Petitions: DND Rifle Range and Animal-Tested Cosmetics
On Wednesday, I presented two petitions to the House of Commons. One was from people who shop at the Body Shop in Woodgrove Mall, who would like to see Canada ban the sale and manufacture of animal-tested cosmetics and their ingredients. The second was another presentation of further petitions regarding the recreational use of the DND lands near Westwood Lake. I have presented the DND petition three times in the House of Commons now with more than 2,500 signatures.
The North American Free Trade Agreement (NAFTA) is seeing some significant changes. Canada, the USA, and Mexico agreed to these changes in November of last year. This week, we discussed Bill C-100, the bill to implement and ratify the new NAFTA on the part of Canada. The Liberals gave me the opportunity to speak to this bill. While I am glad to see some of the changes in NAFTA, there are still problems with the agreement that I would like to see changed.
These trade agreements are important to all Canadians, as they impact our economy, our businesses, our jobs, our health, and our environment. I plan to post something in the near future with more details on these changes and what I would like to see happening with our trade agreements. It is likely that the House will be recalled in the summer to ratify the new NAFTA agreement.
Single Use Plastics
On Thursday, I met with Mark Smith of the Clorox Company, which makes Glad Bags, to discuss banning single use plastics. We had an interesting conversation about Extended Producer Responsibility, packaging, recycling, composting, and the role of government and industry. Change is necessary!

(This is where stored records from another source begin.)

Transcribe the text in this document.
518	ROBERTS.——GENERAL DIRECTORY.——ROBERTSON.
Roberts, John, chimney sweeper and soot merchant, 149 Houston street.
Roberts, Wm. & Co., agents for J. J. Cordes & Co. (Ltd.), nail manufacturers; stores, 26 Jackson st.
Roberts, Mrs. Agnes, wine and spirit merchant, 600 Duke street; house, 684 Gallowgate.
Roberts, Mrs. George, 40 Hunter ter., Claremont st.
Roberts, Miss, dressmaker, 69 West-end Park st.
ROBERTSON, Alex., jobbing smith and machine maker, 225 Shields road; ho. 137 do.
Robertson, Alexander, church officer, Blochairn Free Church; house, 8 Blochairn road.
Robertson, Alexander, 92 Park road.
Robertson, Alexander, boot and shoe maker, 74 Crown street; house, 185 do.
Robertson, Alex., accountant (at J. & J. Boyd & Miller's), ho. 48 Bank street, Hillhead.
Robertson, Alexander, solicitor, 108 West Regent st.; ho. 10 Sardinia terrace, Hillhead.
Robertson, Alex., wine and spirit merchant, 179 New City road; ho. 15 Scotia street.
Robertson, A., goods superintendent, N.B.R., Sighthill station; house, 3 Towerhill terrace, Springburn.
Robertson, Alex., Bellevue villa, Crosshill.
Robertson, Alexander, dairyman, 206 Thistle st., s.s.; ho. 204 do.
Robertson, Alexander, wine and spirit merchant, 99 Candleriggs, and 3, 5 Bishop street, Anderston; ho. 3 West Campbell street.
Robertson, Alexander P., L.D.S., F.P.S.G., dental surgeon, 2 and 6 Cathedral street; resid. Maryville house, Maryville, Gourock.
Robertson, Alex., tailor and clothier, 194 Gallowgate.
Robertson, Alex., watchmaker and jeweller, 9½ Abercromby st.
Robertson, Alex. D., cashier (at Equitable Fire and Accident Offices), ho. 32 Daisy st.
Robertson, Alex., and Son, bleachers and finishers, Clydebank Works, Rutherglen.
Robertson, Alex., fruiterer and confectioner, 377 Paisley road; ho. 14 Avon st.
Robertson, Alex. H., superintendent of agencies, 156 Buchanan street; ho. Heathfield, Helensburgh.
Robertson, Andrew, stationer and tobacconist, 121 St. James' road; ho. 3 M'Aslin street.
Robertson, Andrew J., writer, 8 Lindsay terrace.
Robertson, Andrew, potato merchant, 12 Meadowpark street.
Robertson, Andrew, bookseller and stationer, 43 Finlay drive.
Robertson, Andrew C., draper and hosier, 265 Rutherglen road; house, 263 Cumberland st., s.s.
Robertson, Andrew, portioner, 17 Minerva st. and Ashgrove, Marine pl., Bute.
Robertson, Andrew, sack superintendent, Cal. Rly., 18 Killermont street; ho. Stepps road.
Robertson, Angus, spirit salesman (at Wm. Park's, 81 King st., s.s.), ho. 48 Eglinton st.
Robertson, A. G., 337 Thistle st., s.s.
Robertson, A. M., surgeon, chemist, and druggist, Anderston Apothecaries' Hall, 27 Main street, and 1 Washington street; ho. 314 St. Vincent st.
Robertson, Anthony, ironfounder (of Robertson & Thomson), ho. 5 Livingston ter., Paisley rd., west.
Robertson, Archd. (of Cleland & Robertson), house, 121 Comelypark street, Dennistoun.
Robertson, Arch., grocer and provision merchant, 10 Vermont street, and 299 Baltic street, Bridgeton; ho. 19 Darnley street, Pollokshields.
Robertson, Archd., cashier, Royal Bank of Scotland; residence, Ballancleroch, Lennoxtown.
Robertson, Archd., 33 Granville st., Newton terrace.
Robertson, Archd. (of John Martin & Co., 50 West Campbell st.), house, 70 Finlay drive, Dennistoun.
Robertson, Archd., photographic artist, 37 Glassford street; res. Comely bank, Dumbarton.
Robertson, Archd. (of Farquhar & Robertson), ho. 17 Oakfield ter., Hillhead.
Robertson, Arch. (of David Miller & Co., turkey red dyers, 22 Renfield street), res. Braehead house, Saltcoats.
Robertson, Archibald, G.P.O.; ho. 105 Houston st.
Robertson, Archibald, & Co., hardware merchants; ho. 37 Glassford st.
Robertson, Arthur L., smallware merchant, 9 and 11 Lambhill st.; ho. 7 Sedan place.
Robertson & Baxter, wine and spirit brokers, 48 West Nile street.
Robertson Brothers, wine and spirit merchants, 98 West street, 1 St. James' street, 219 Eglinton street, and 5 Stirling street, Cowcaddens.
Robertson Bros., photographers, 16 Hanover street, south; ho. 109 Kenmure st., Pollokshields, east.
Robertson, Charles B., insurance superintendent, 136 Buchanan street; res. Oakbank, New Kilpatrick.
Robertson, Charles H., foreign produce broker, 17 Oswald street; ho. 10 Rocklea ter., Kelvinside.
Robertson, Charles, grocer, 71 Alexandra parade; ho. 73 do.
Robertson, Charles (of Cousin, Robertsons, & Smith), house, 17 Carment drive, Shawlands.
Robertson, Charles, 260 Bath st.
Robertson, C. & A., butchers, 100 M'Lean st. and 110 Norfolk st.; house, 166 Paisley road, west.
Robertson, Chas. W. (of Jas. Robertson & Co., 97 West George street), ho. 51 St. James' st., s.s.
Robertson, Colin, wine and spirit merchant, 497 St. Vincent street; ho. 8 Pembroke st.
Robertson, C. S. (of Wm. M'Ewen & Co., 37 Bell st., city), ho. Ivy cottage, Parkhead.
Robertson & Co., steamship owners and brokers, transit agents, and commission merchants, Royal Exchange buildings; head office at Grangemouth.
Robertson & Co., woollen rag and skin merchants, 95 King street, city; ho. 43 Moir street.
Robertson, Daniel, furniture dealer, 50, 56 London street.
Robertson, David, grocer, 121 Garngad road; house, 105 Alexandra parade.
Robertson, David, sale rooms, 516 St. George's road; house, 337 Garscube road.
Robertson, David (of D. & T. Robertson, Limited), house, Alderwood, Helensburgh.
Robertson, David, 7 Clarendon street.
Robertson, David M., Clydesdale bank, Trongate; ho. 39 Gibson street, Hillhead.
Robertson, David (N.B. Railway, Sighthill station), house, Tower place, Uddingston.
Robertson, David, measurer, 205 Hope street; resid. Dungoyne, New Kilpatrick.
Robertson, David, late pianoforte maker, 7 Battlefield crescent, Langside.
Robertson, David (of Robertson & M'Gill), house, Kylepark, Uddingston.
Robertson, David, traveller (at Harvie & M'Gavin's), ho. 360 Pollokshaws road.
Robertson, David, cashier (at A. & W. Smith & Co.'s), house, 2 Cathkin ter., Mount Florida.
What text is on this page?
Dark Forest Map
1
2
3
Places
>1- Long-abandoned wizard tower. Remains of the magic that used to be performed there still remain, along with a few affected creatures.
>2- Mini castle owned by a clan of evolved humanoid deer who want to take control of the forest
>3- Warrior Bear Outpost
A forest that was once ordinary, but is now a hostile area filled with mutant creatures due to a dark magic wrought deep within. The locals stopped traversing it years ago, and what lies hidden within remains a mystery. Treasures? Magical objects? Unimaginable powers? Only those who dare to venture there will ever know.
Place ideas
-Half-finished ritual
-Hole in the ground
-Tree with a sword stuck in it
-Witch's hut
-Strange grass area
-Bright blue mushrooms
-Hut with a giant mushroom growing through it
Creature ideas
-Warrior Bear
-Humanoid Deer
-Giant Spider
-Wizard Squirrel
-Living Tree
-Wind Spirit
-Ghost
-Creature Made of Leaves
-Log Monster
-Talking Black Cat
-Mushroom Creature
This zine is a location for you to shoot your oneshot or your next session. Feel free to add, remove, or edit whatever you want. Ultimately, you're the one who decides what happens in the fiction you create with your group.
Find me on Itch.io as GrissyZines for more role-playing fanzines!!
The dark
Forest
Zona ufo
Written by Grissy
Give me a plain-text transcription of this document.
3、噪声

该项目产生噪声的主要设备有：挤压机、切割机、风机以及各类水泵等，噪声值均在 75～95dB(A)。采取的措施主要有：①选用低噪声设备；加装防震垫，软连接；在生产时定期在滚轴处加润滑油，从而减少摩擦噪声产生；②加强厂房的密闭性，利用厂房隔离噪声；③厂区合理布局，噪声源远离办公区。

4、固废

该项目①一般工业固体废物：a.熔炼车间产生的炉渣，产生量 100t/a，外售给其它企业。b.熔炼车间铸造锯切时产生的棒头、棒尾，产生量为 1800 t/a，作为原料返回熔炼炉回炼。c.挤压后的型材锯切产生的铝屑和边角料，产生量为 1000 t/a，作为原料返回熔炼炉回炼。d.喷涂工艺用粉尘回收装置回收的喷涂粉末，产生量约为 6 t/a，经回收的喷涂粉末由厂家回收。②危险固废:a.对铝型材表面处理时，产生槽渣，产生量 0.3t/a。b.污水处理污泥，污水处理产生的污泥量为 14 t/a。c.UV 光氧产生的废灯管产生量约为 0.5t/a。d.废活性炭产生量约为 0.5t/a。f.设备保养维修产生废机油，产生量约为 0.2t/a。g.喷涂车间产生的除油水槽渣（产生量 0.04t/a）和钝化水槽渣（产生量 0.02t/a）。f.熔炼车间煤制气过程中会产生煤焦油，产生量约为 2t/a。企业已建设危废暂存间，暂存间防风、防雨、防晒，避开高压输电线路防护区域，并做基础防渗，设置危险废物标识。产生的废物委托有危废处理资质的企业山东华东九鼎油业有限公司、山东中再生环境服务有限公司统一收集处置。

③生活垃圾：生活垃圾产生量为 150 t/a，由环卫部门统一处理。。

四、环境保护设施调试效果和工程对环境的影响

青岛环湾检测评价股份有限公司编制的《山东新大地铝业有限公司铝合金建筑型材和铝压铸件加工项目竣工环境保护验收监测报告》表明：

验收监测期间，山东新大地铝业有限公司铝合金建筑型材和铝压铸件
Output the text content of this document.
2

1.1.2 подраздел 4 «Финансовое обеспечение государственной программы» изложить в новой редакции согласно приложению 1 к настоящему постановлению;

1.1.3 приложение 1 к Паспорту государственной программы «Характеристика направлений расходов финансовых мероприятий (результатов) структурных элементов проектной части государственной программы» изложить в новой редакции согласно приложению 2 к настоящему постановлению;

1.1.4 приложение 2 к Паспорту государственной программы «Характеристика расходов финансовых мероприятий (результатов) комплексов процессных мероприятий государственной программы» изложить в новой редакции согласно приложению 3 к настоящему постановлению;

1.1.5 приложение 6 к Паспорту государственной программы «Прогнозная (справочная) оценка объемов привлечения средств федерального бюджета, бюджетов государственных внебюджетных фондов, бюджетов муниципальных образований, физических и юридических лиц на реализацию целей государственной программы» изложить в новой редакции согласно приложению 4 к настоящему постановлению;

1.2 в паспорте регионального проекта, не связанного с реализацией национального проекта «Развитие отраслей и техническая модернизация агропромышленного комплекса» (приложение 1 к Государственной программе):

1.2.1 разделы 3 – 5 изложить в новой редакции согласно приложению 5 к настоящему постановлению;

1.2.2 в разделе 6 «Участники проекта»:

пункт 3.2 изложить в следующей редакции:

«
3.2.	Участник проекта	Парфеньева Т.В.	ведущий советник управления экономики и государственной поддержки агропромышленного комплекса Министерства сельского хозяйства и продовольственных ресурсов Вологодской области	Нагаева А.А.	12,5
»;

National Airlines Council of Canada
On Thursday, Elizabeth May and I had a meeting with Francesca Iacurto, Senior Director Public Affairs, and Massimo Bergamini, President and CEO of the National Airlines Council of Canada. We discussed many issues regarding the environment and travel, such as meeting green house gas emissions targets, the use of biojet fuels, short haul electric flights, international flights and carbon taxes, and high speed rail to replace or cut down on some short haul flights. Airplanes burn the most fuel during take-off but they also release emissions at 4,000 feet where they can do the most damage to the atmosphere. The industry understands the challenges it faces and we appreciated having a frank and honest discussion about the way forward.
Rick Hansen Foundation
I met with Colin Ewart, advisor to the Rick Hansen Foundation. We talked about the need for new building standards which take accessibility into account. These standards would be established and monitored in a similar fashion to the LEED environmental standard. The Rick Hanson Foundation provides assessments for architects and building designers for new buildings as well as the retrofit industry.